Foragers from the Kalahari desert are descended from a group that split off from all other living humans initially, according to earlier research, said Professor Mark Stoneking of the Max Plank Institute for Evolutionary Anthropology.

However, they propose that the Namib-related ancestry separated from all other southern African ancestries, followed by a separation of the northern and southern Kalahari ancestries. "Our results consistently place the newly identified ancestry within the same ancestral lineage," they write.

The study enabled the scientists to retrace the population movements in the area. Around 2,000 years ago, speakers of the Khoe-Kwadi language spread out throughout the region, presumably from what is now Tanzania.

As anthropologists discovered in this study, the tribes that originally spoke Kwadi before converting to Bantu languages represent the crucial missing link in the story of mankind.

According to Dr. Ann-Maria Fehn of the Centro de Investigao in Biodiversidade e Recursos Genticos, Kwadi was a click language that had a common ancestor with the Khoe languages spoken by South African pastoralists and foresters.
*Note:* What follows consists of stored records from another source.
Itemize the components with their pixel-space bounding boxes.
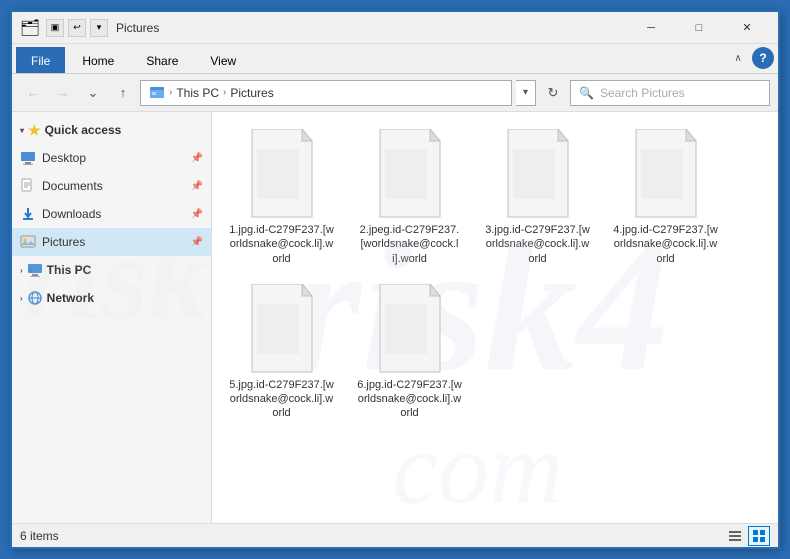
file-item-2[interactable]: 2.jpeg.id-C279F237.[worldsnake@cock.li].… <box>352 124 467 271</box>
status-bar: 6 items <box>12 523 778 547</box>
file-icon-5 <box>242 284 322 374</box>
path-sep-1: › <box>169 87 172 98</box>
sidebar-item-downloads[interactable]: Downloads 📌 <box>12 200 211 228</box>
tab-share[interactable]: Share <box>131 47 193 73</box>
file-item-5[interactable]: 5.jpg.id-C279F237.[worldsnake@cock.li].w… <box>224 279 339 426</box>
sidebar-item-documents[interactable]: Documents 📌 <box>12 172 211 200</box>
path-part-thispc[interactable]: This PC <box>176 86 219 100</box>
desktop-label: Desktop <box>42 151 185 165</box>
status-text: 6 items <box>20 529 724 543</box>
path-sep-2: › <box>223 87 226 98</box>
this-pc-label: This PC <box>47 263 92 277</box>
file-name-5: 5.jpg.id-C279F237.[worldsnake@cock.li].w… <box>229 378 334 421</box>
close-button[interactable]: ✕ <box>724 14 770 42</box>
file-item-4[interactable]: 4.jpg.id-C279F237.[worldsnake@cock.li].w… <box>608 124 723 271</box>
network-label: Network <box>47 291 94 305</box>
address-bar: ← → ⌄ ↑ › This PC › Pictures ▾ ↻ 🔍 Searc… <box>12 74 778 112</box>
title-bar: 🗂 ▣ ↩ ▾ Pictures ─ □ ✕ <box>12 12 778 44</box>
network-header[interactable]: › Network <box>12 284 211 312</box>
file-item-6[interactable]: 6.jpg.id-C279F237.[worldsnake@cock.li].w… <box>352 279 467 426</box>
large-icon-view-button[interactable] <box>748 526 770 546</box>
address-dropdown-btn[interactable]: ▾ <box>516 80 536 106</box>
file-icon-1 <box>242 129 322 219</box>
refresh-button[interactable]: ↻ <box>540 80 566 106</box>
search-placeholder: Search Pictures <box>600 86 685 100</box>
sidebar-item-desktop[interactable]: Desktop 📌 <box>12 144 211 172</box>
tab-view[interactable]: View <box>195 47 251 73</box>
back-button[interactable]: ← <box>20 80 46 106</box>
downloads-icon <box>20 206 36 222</box>
tab-file[interactable]: File <box>16 47 65 73</box>
pictures-icon <box>20 234 36 250</box>
file-area: 1.jpg.id-C279F237.[worldsnake@cock.li].w… <box>212 112 778 523</box>
file-name-1: 1.jpg.id-C279F237.[worldsnake@cock.li].w… <box>229 223 334 266</box>
documents-pin-icon: 📌 <box>191 181 203 192</box>
file-grid: 1.jpg.id-C279F237.[worldsnake@cock.li].w… <box>220 120 770 430</box>
quick-save-buttons: ▣ ↩ ▾ <box>46 19 108 37</box>
network-icon <box>27 290 43 306</box>
search-icon: 🔍 <box>579 86 594 100</box>
desktop-pin-icon: 📌 <box>191 153 203 164</box>
sidebar-item-pictures[interactable]: Pictures 📌 <box>12 228 211 256</box>
quick-access-header[interactable]: ▾ ★ Quick access <box>12 116 211 144</box>
up-button[interactable]: ↑ <box>110 80 136 106</box>
nav-dropdown[interactable]: ⌄ <box>80 80 106 106</box>
qs-btn-1[interactable]: ▣ <box>46 19 64 37</box>
file-icon-3 <box>498 129 578 219</box>
file-name-2: 2.jpeg.id-C279F237.[worldsnake@cock.li].… <box>357 223 462 266</box>
ribbon-collapse-icon[interactable]: ∧ <box>728 48 748 68</box>
file-icon-2 <box>370 129 450 219</box>
path-icon <box>149 85 165 101</box>
forward-button[interactable]: → <box>50 80 76 106</box>
quick-access-expand-icon: ▾ <box>20 126 24 135</box>
address-path[interactable]: › This PC › Pictures <box>140 80 512 106</box>
network-expand-icon: › <box>20 294 23 303</box>
maximize-button[interactable]: □ <box>676 14 722 42</box>
documents-label: Documents <box>42 179 185 193</box>
file-icon-4 <box>626 129 706 219</box>
help-button[interactable]: ? <box>752 47 774 69</box>
search-box[interactable]: 🔍 Search Pictures <box>570 80 770 106</box>
desktop-icon <box>20 150 36 166</box>
file-name-6: 6.jpg.id-C279F237.[worldsnake@cock.li].w… <box>357 378 462 421</box>
downloads-pin-icon: 📌 <box>191 209 203 220</box>
file-name-3: 3.jpg.id-C279F237.[worldsnake@cock.li].w… <box>485 223 590 266</box>
qs-btn-2[interactable]: ↩ <box>68 19 86 37</box>
window-title: Pictures <box>116 21 628 35</box>
quick-access-label: Quick access <box>45 123 122 137</box>
window-icon: 🗂 <box>20 18 40 38</box>
window-controls: ─ □ ✕ <box>628 14 770 42</box>
file-icon-6 <box>370 284 450 374</box>
this-pc-expand-icon: › <box>20 266 23 275</box>
file-item-3[interactable]: 3.jpg.id-C279F237.[worldsnake@cock.li].w… <box>480 124 595 271</box>
qs-dropdown[interactable]: ▾ <box>90 19 108 37</box>
view-buttons <box>724 526 770 546</box>
main-content: ▾ ★ Quick access Desktop 📌 Documents 📌 <box>12 112 778 523</box>
explorer-window: 🗂 ▣ ↩ ▾ Pictures ─ □ ✕ File Home Share V… <box>10 10 780 549</box>
this-pc-header[interactable]: › This PC <box>12 256 211 284</box>
this-pc-icon <box>27 262 43 278</box>
list-view-button[interactable] <box>724 526 746 546</box>
minimize-button[interactable]: ─ <box>628 14 674 42</box>
file-item-1[interactable]: 1.jpg.id-C279F237.[worldsnake@cock.li].w… <box>224 124 339 271</box>
ribbon: File Home Share View ∧ ? <box>12 44 778 74</box>
downloads-label: Downloads <box>42 207 185 221</box>
file-name-4: 4.jpg.id-C279F237.[worldsnake@cock.li].w… <box>613 223 718 266</box>
pictures-pin-icon: 📌 <box>191 237 203 248</box>
ribbon-tab-bar: File Home Share View ∧ ? <box>12 44 778 74</box>
quick-access-star-icon: ★ <box>28 122 41 139</box>
pictures-label: Pictures <box>42 235 185 249</box>
documents-icon <box>20 178 36 194</box>
sidebar: ▾ ★ Quick access Desktop 📌 Documents 📌 <box>12 112 212 523</box>
ribbon-expand-area: ∧ ? <box>728 47 774 73</box>
path-part-pictures[interactable]: Pictures <box>230 86 273 100</box>
tab-home[interactable]: Home <box>67 47 129 73</box>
Fehn was able to interview two survivors who were living at the mouth of the Kurokajoki who remembered a large portion of the language as part of the study.

the final two Kwadi speakers, the last members of a genetically preserved people whose language has vanished.

The team was able to regroup the migrations of the local inhabitants with the aid of the investigation. Around 2,000 years ago, Khoe-Kwadi speakers arrived in the region, presumably from modern-day Tanzania. They arrived quite late compared to the original people, who may have lived in the region for hundreds of thousands of years and spoke Khoe languages. The arrival of Bantu speakers from West and Central Africa was delayed by 200–500 years.

Bantu speakers are substantially less unique from the rest of humanity than the Khoe speakers who dwell in the area and share ancestry with the more well-known Kalahari. The study's missing piece of the human jigsaw is populations that originally spoke Kwadi before switching to Bantu languages more recently.